Laufen war immer das leidenschaftlichste Hobby von Hendrik Hering, der sogar mal beim Marathon in New York an den Start ging. Vom Sport kann der 54-Jährige nach wie vor nicht lassen. Er fährt regelmäßig Rad und treibt Gymnastik. Und auch in seinem Beruf gerät Hering häufig genug ins Schwitzen. Als Präsident des Mainzer Landtags ist er der Schiedsrichter, der kontrollieren muss, ob die Abgeordneten bei hitzigen Reden die Regeln einhalten. Zur Halbzeit der Legislaturperiode spricht Hering mit unserer Zeitung über ...

... rekordverdächtige Sanktionen: 19 Rügen gab es in den vergangenen zweieinhalb Jahren gegen Abgeordnete im Mainzer Landtag – so viele wie seit 1987 nicht mehr. Das Klima im Parlament hat sich gewandelt. Wegen der AfD? „Es ist hitziger geworden, und die AfD hat mit dem Instrument der Provokation versucht, die Grenzen auszutesten“, sagt Hering, der aber auch schon Fraktionschefs wie Alexander Schweitzer (SPD) oder Bernhard Braun (Grüne) für zu harte Attacken gegen die AfD rügte. „Ich kann nur mit einer gewissen Autorität rügen, wenn ich das bei allen mache“, meint der SPD-Politiker. „Ich würde dem Parlament und mir schaden, wenn ich bei den einen großzügiger wäre als bei den anderen.“ Längst hat der Landtag klare Regeln formuliert, die zu einer Roten Karte führen: Abgeordnete dürfen keine persönlichen Beleidigungen äußern, keine Bezüge zu Unrechtsregimen nehmen, Verfassungsorgane nicht verunglimpfen und die Sitzungsleitung nicht kritisieren.
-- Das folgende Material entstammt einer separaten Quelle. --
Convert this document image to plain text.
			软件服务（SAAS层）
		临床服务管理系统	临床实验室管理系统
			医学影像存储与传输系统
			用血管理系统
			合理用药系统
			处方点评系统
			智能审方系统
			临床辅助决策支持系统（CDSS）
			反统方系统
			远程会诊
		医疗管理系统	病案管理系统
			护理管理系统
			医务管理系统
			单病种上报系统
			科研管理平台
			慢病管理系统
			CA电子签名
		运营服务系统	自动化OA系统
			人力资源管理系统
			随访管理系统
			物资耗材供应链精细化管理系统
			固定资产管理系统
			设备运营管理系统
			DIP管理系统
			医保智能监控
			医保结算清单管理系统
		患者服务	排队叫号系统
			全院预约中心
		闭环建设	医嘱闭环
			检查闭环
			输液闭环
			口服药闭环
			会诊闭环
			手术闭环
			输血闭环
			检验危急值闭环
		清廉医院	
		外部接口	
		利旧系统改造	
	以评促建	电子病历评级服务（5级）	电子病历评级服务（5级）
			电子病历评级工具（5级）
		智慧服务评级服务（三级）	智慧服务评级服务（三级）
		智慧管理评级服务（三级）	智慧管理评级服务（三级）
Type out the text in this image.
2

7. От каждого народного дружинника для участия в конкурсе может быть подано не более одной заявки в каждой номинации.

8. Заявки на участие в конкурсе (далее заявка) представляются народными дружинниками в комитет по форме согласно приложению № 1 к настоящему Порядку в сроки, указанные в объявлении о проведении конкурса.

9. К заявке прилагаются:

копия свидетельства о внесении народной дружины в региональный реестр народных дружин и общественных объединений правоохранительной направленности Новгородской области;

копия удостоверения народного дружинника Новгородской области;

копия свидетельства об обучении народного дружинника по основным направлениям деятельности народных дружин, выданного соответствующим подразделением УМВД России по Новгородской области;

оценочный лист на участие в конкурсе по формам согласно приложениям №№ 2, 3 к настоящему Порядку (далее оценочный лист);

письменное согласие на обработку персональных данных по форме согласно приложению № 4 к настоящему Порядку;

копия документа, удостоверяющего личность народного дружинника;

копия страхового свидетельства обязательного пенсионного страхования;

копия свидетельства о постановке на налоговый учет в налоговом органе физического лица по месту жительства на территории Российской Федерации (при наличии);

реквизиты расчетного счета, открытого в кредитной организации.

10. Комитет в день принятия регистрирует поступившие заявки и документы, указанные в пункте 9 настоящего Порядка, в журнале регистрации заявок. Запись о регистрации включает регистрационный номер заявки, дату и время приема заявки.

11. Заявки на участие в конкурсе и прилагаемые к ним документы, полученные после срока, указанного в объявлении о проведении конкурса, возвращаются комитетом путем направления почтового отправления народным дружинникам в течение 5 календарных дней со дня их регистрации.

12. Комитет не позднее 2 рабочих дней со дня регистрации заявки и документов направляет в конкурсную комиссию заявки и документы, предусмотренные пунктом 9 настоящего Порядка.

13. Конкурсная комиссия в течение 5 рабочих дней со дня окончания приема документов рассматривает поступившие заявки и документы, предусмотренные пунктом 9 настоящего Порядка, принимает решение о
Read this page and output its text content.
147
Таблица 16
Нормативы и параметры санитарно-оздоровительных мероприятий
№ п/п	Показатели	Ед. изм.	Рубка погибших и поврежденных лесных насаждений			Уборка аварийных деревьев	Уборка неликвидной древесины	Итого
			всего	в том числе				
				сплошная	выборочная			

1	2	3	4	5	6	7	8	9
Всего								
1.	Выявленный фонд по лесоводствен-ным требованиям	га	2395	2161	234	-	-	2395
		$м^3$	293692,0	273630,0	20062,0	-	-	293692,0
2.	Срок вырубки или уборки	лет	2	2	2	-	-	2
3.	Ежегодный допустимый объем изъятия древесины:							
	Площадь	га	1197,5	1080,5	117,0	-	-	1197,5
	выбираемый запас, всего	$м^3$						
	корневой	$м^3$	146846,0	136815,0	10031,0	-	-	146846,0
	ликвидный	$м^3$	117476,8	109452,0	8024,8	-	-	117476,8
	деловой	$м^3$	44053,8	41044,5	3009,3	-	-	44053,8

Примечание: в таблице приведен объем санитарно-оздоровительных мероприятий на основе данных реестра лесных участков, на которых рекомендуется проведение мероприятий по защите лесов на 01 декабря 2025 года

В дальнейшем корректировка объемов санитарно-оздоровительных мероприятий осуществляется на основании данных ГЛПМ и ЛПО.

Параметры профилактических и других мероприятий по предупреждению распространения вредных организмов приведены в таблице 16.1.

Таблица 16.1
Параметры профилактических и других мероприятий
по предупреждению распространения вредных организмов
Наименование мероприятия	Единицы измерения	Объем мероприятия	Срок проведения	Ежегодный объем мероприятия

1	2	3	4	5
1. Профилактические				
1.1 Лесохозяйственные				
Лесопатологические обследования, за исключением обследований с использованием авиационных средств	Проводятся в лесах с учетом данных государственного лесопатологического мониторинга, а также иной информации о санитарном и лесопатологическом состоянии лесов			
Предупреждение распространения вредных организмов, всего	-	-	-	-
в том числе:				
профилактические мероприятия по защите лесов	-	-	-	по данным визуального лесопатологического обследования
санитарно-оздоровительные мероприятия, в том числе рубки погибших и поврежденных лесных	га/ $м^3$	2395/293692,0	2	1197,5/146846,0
Die Vorgaben haben sich als klug erwiesen, findet Hering. „Inzwischen laufen die Debatten weitgehend vernünftig und ohne größere Tumulte ab“, sagt der Landtagspräsident. Feurig darf es trotzdem bleiben: „Ein Parlament ist auch kein Konfirmandenunterricht.“

... mehr Spannung im Landtag: Trotzdem stellte sich in dieser Legislaturperiode schon die Frage: Fehlt bei den Debatten manchmal das Salz in der Suppe? Hering wehrt das ab. „Die Qualität des Landtags kann aus meiner Sicht nicht daran festgemacht werden, wie hoch der Unterhaltungswert ist.“ Seine Erklärung für die Wahrnehmung: Für die Öffentlichkeit seien Fehler wie beim Flughafen Hahn spannender als eine Landesregierung, die harmonisch und fehlerfrei agiere. „Für mich war das eine unberechtigte Pauschalkritik.“ Und doch kommt Bewegung ins Parlament, das neue Elemente einbinden will. „Ich könnte mir vorstellen, dass wir Anfang 2019 das erste Mal eine Befragung der Ministerpräsidentin haben werden“, kündigt Hering an.



... den Kampf für Demokratie: Seinen Schwerpunkt setzt der Präsident darauf, für Demokratie zu werben. In den Mainzer Landtag lädt er dafür regelmäßig Prominente wie die Grünen-Politikerin Renate Künast ein, die über hasserfüllte Sprache im Internet referierte. Hering sagt, er könne sich vorstellen, solche Veranstaltungen auch in die Fläche zu bringen. Ab dem kommenden Jahr fließen rund 25 000 Euro in den Haushalt, die 30 Grundschulen einen Besuch des Mainzer Landtags ermöglichen sollen. „Die Nachfrage ist gigantisch, die erste Anmeldung hatten wir nach der Ankündigung gleich um 5.49 Uhr morgens“, sagt Hering, der darin einen Weg sieht, Jungen und Mädchen für Demokratie zu begeistern. „Für die Kinder ist es ein besonderes Ereignis, mal auf dem Sitz der Ministerpräsidentin Platz zu nehmen und über ihr Mikrofon zu sprechen.“ Auch im Internet breitet sich der Landtag aus. Deutschlandweit sei der Mainzer Landtag der einzige, der zugleich auf Facebook, Twitter, Instagram und Youtube aktiv sei, sagt Hering.

... Ziele bis 2021: Der Plan von Hering: „Wir wollen 2019 ein Beteiligungsportal stehen haben.“ Bürger sollen sich darüber bei Gesetzen einbringen, sie sollen mitwirken und gestalten. Modelle anderer Länder halte er für verbesserungswürdig. „Nur lange, komplex formulierte Gesetzesentwürfe ins Portal einzubinden, dürfte Bürger schnell abschrecken. Wir arbeiten an einem Portal, das die Gesetzestexte verständlich machen und die Rück­meldungen der Menschen in den Parlamentsbetrieb spiegeln soll“, sagt Hering. Draufsatteln will Hering auch noch bei den Besuchen der Schulen, wenn das Landtagsgebäude 2020 saniert ist.